Indeed, Tonix believes its drug is unique in fibromyalgia pharmacology because it doesn’t present any tradeoffs. People who take Lyrica to reduce their pain often have less energy. Likewise, people who take Cymbala or Savella often experience worse sleep. They believe Tonmya can improve pain, sleep, and fatigue.

The Sleep Angle

For Tonix, sleep is where it’s at. Seth Lederman, Tonix’s president referred me to Dr. Iredell Iglehart III’s 2003 patent which described a drug that reduced pain in fibromyalgia (as well as ME/CFS) by improving sleep. The novel part of Iglehart’s patent was that a low dose of cyclobenzaprine (or a metabolite of cyclobenzaprine) was required.

The goal for Tonix is not to produce longer sleep nor to prevent insomnia but to produce deeper, more refreshing sleep. It believes that non-restorative sleep may be the Achilles heel of FM and ME/CFS. Moldovsky’s pioneering Toronto studies in the 90s, and others since then, have indicated that poor sleep increases pain sensitivity.

In 1993, Moldovsky reported that “chronic fatigue syndrome and fibromyalgia have similar disordered sleep physiology, namely an alpha rhythm disturbance (7.5-11 Hz) in the electroencephalogram (EEG) within non-rapid eye movement (NREM) sleep that accompanies increased nocturnal vigilance and light, unrefreshing sleep.” It’s the “nocturnal vigilance” and light, unrefreshing sleep that sets diseases like ME/CFS and FM apart. More recent research calls this a “hyperarousal sleep disorder”.

Tonmya is different from other sleep drugs in that it blocks 4 receptors associated with increased alertness. It’s notable that the hypnotic sleep drug Ambien, which does increase sleep times but does not affect deep sleep, did not improve pain levels in FM.

Is a Hyperarousal Sleep Disorder Keeping People with Fibromyalgia and ME/CFS Up at Night

Tonix proposes that the brains of FM and ME/CFS patients are simply too alert. Indeed, several studies suggest that the sympathetic nervous system (fight/flight) activation and sleep fragmentation play a key role in these diseases. It may not be so much that ME/CFS/FM patients are not getting enough deep sleep but that their deep sleep is not deep enough. A 2020 Australian ME/CFS sleep study concluded:

“Autonomic hypervigilance during the deeper, recuperative stages of sleep is associated with poor quality sleep and self-reported wellbeing.”

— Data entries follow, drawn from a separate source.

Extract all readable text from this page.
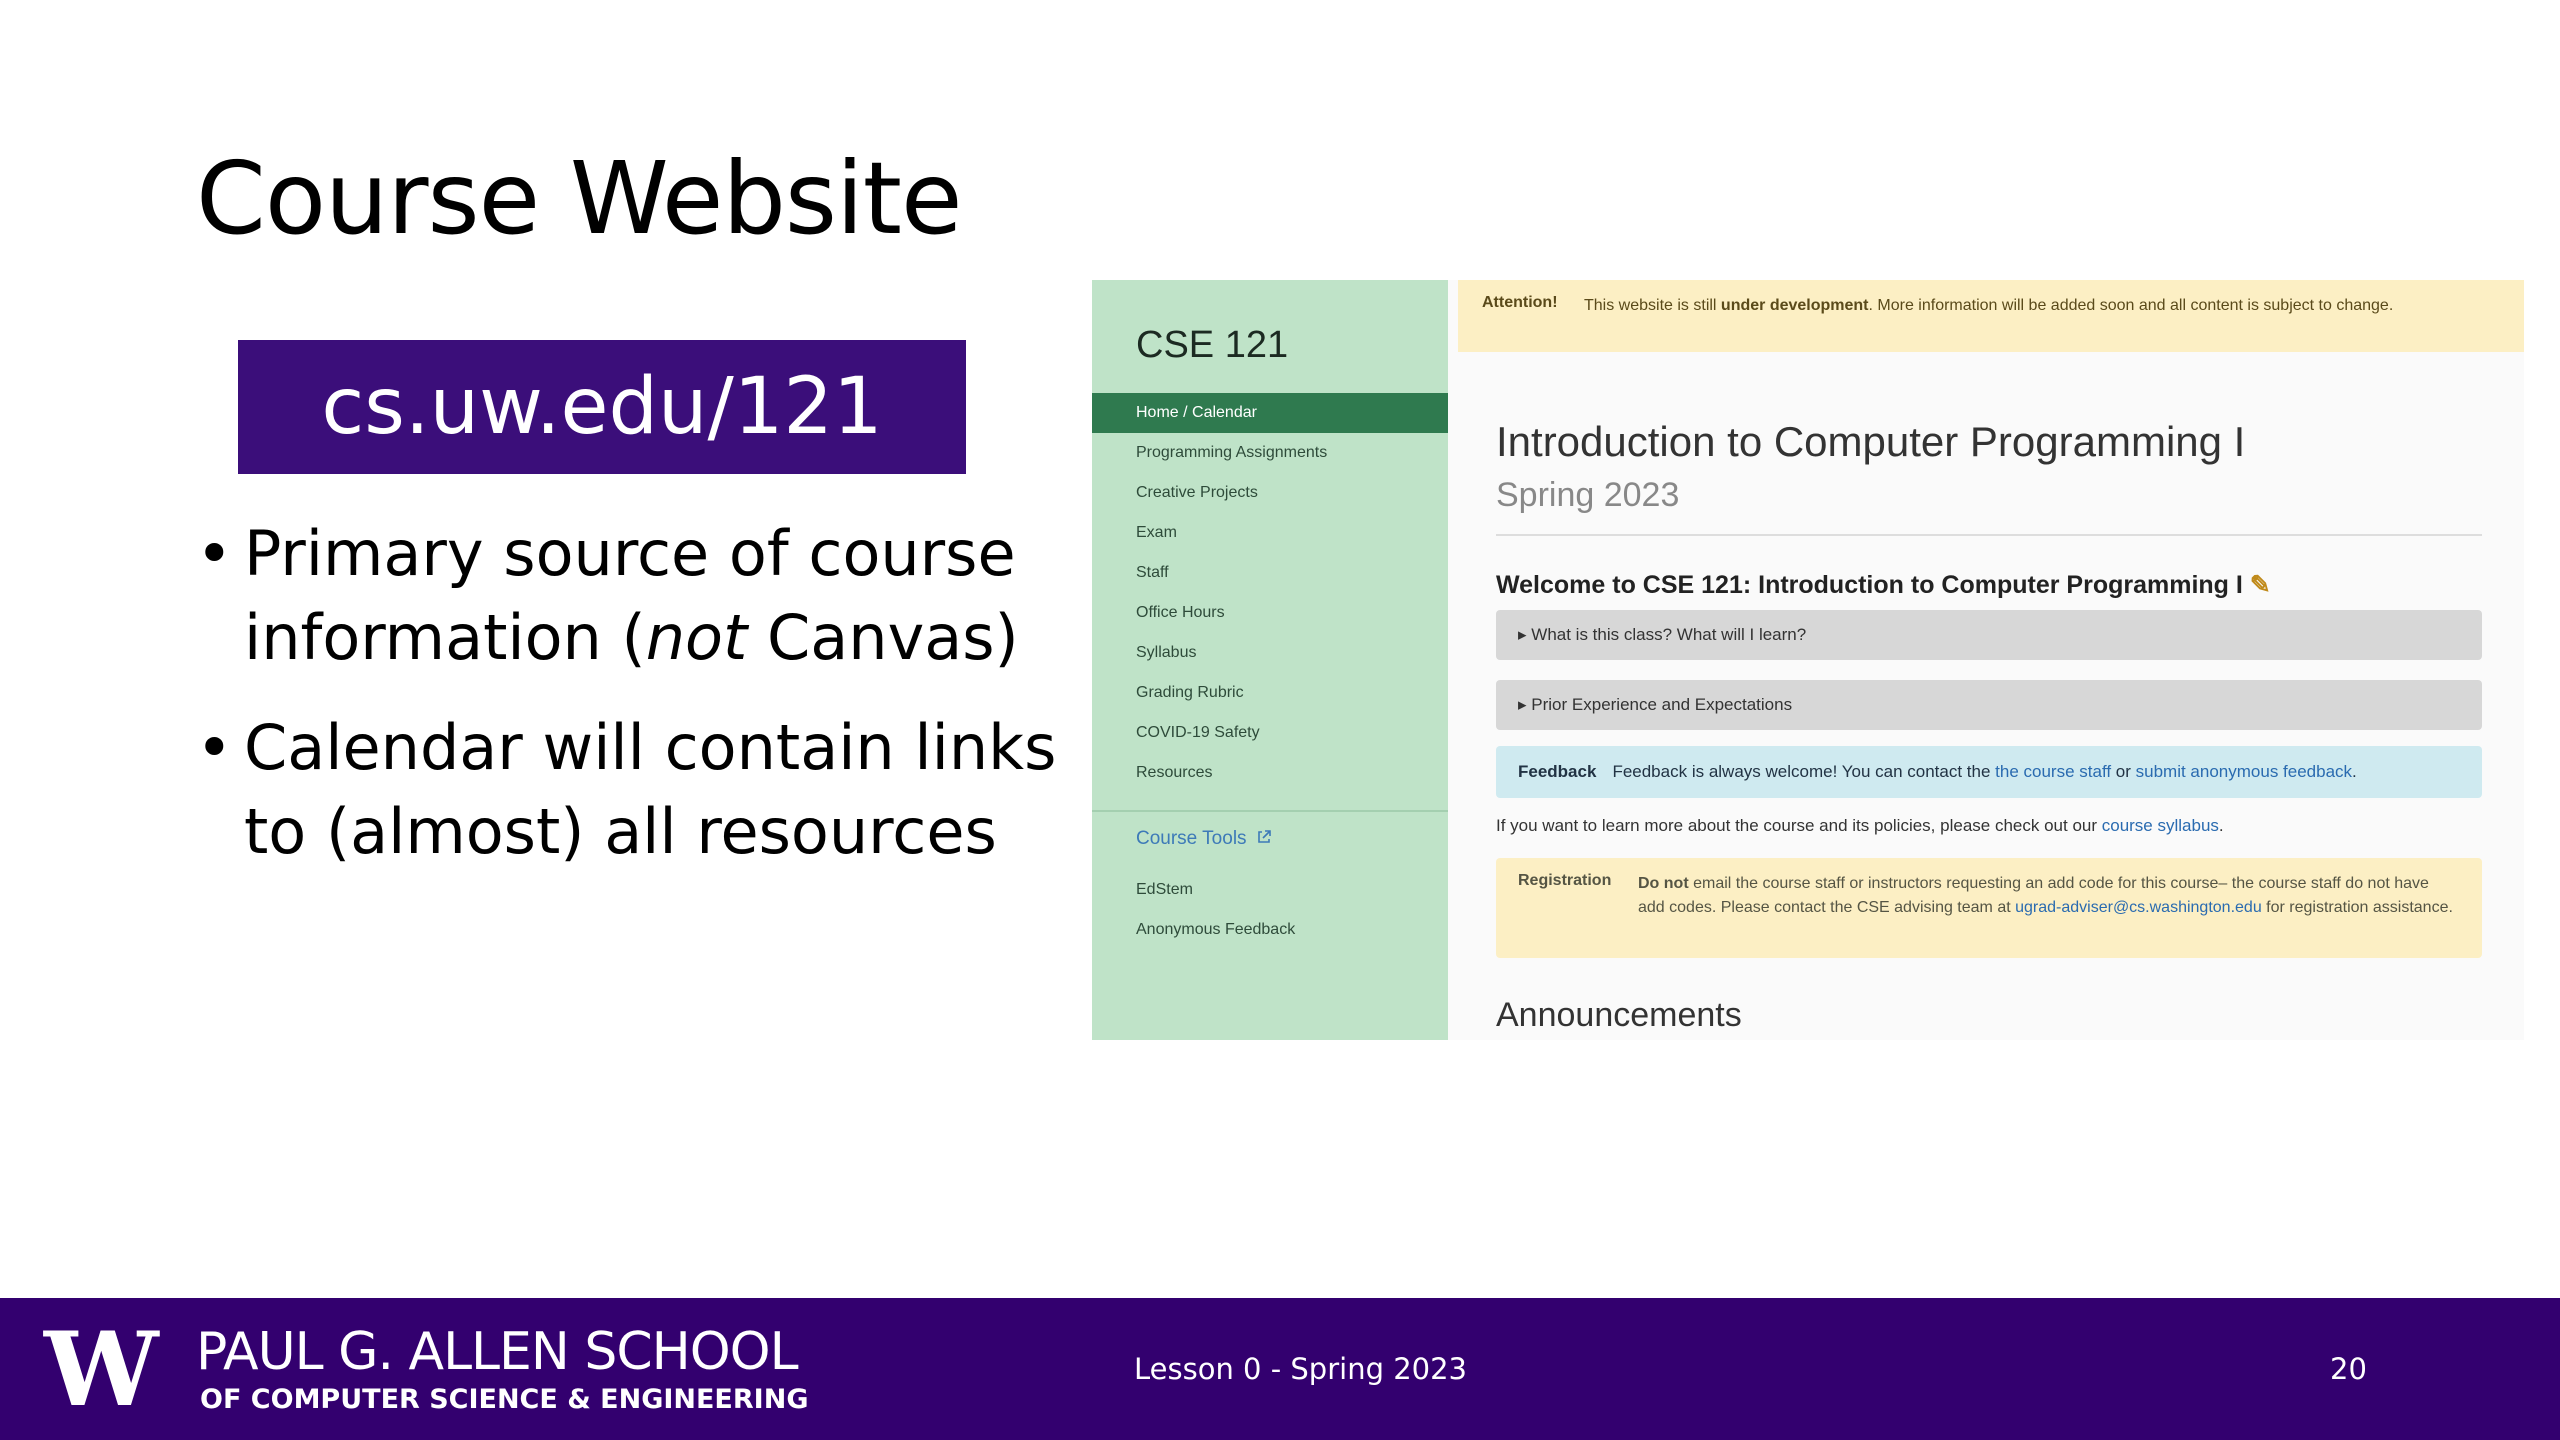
Course Website
cs.uw.edu/121
• Primary source of course information (not Canvas)
• Calendar will contain links to (almost) all resources
CSE 121
Home / Calendar
Programming Assignments
Creative Projects
Exam
Staff
Office Hours
Syllabus
Grading Rubric
COVID-19 Safety
Resources
Course Tools
EdStem
Anonymous Feedback
Attention! This website is still under development. More information will be added soon and all content is subject to change.
Introduction to Computer Programming I
Spring 2023
Welcome to CSE 121: Introduction to Computer Programming I ✎
▸ What is this class? What will I learn?
▸ Prior Experience and Expectations
Feedback Feedback is always welcome! You can contact the the course staff or submit anonymous feedback.
If you want to learn more about the course and its policies, please check out our course syllabus.
Registration Do not email the course staff or instructors requesting an add code for this course– the course staff do not have add codes. Please contact the CSE advising team at ugrad-adviser@cs.washington.edu for registration assistance.
Announcements
W PAUL G. ALLEN SCHOOL
OF COMPUTER SCIENCE & ENGINEERING
Lesson 0 - Spring 2023	20
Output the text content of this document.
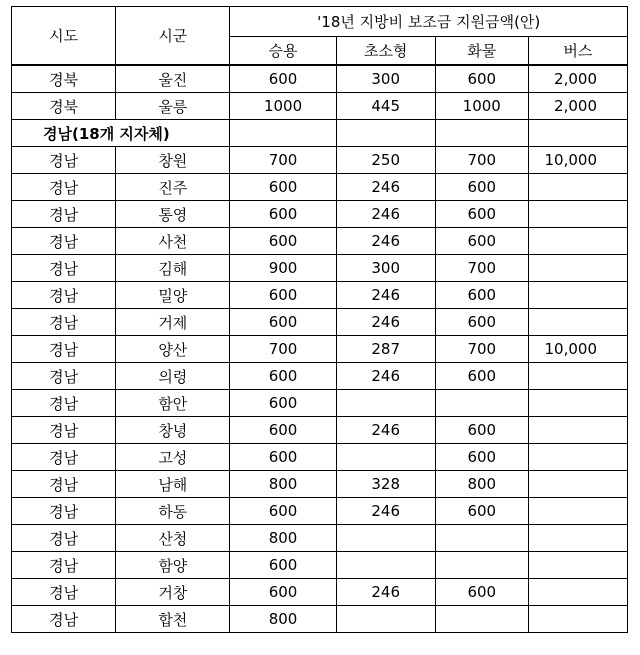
시도	시군	'18년 지방비 보조금 지원금액(안)			
		승용	초소형	화물	버스
경북	울진	600	300	600	2,000
경북	울릉	1000	445	1000	2,000
경남(18개 지자체)					
경남	창원	700	250	700	10,000
경남	진주	600	246	600	
경남	통영	600	246	600	
경남	사천	600	246	600	
경남	김해	900	300	700	
경남	밀양	600	246	600	
경남	거제	600	246	600	
경남	양산	700	287	700	10,000
경남	의령	600	246	600	
경남	함안	600			
경남	창녕	600	246	600	
경남	고성	600		600	
경남	남해	800	328	800	
경남	하동	600	246	600	
경남	산청	800			
경남	함양	600			
경남	거창	600	246	600	
경남	합천	800			
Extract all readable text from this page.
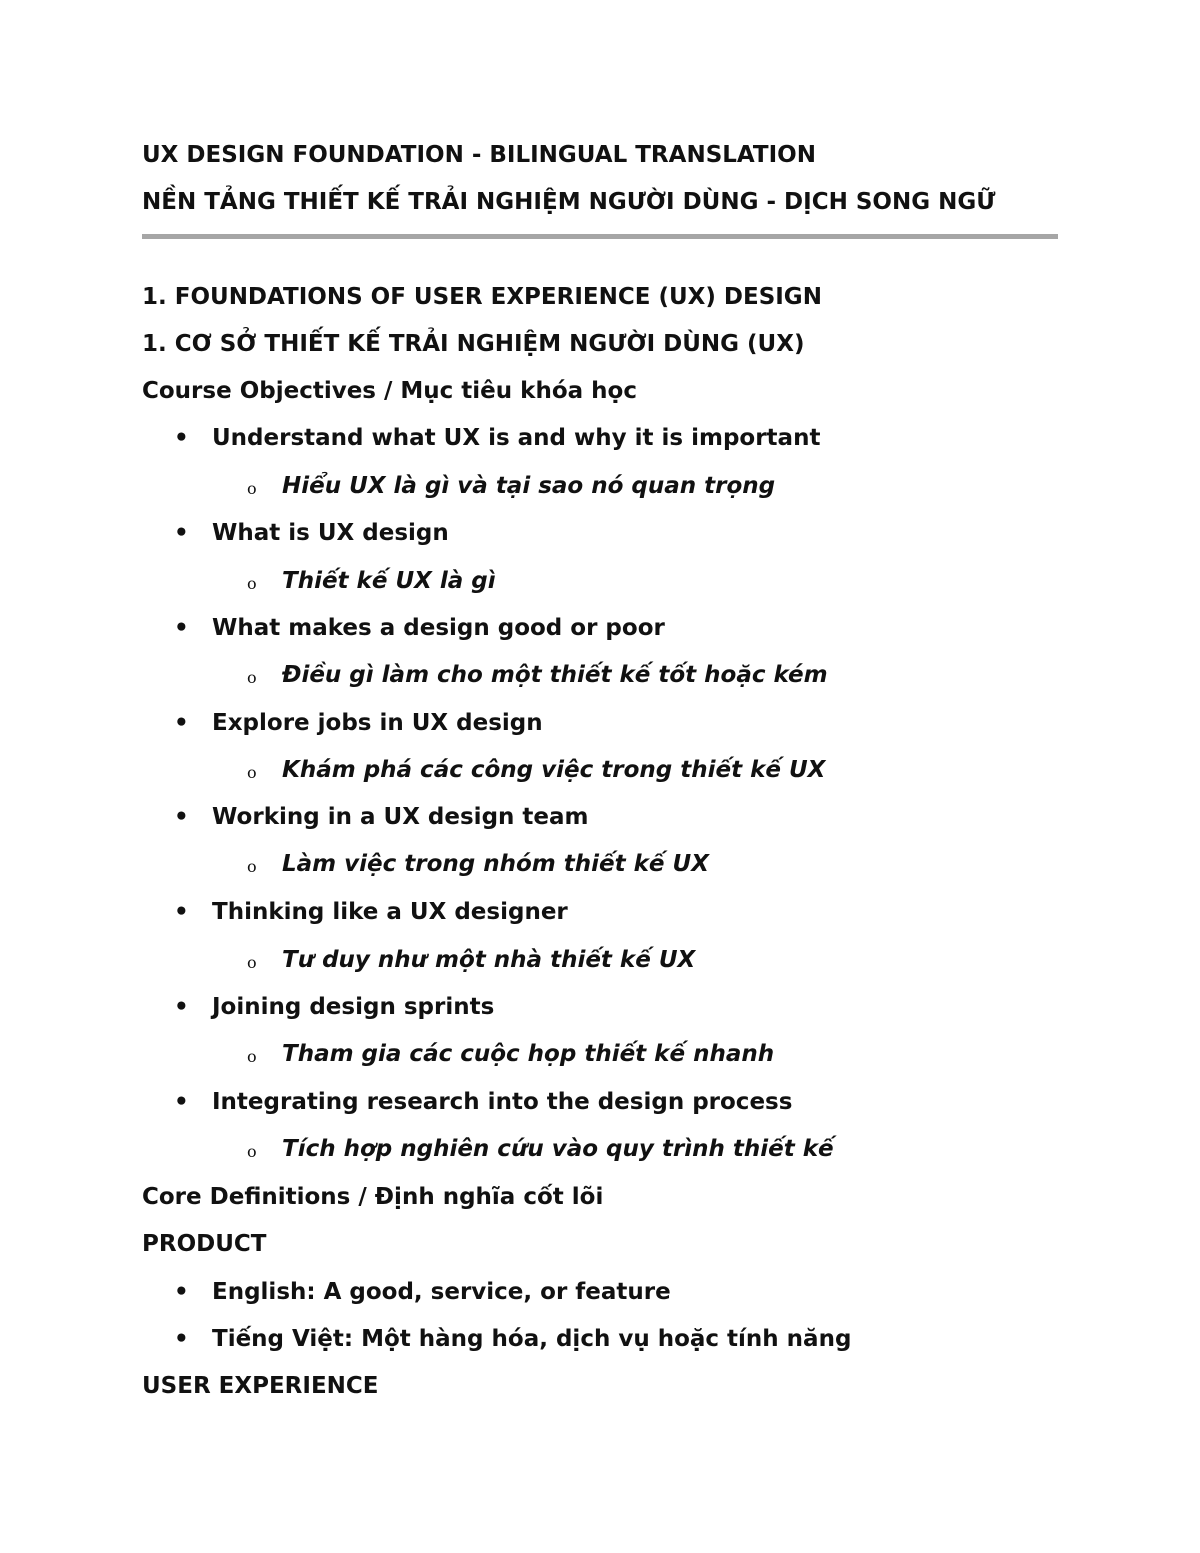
UX DESIGN FOUNDATION - BILINGUAL TRANSLATION
NỀN TẢNG THIẾT KẾ TRẢI NGHIỆM NGƯỜI DÙNG - DỊCH SONG NGỮ
1. FOUNDATIONS OF USER EXPERIENCE (UX) DESIGN
1. CƠ SỞ THIẾT KẾ TRẢI NGHIỆM NGƯỜI DÙNG (UX)
Course Objectives / Mục tiêu khóa học
• Understand what UX is and why it is important
o Hiểu UX là gì và tại sao nó quan trọng
• What is UX design
o Thiết kế UX là gì
• What makes a design good or poor
o Điều gì làm cho một thiết kế tốt hoặc kém
• Explore jobs in UX design
o Khám phá các công việc trong thiết kế UX
• Working in a UX design team
o Làm việc trong nhóm thiết kế UX
• Thinking like a UX designer
o Tư duy như một nhà thiết kế UX
• Joining design sprints
o Tham gia các cuộc họp thiết kế nhanh
• Integrating research into the design process
o Tích hợp nghiên cứu vào quy trình thiết kế
Core Definitions / Định nghĩa cốt lõi
PRODUCT
• English: A good, service, or feature
• Tiếng Việt: Một hàng hóa, dịch vụ hoặc tính năng
USER EXPERIENCE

In short, ME/CFS/FM in several ways, seems tailor-made for a drug that can help the brain to calm down and rest during sleep. That’s what Xyrem (sodium oxybate) – the sleep drug that came close to being approved by the FDA for sleep – does. Xyrem was rejected, not because it didn’t work in FM, but because of its use as a date rape drug.

Timeline

Tonix plans to submit a New Drug Application (NDA) to the U.S. Food and Drug Administration (FDA) in the second half of 2024 for Tonmya. Lederman told me it’s taken 700 hundred million dollars (!) in funding to get this far, but Tonix and we should know by the second half of next year if fibromyalgia finally has a new FDA-approved drug. If Tonmya is approved, it could hit the market 3 months later. Time will tell!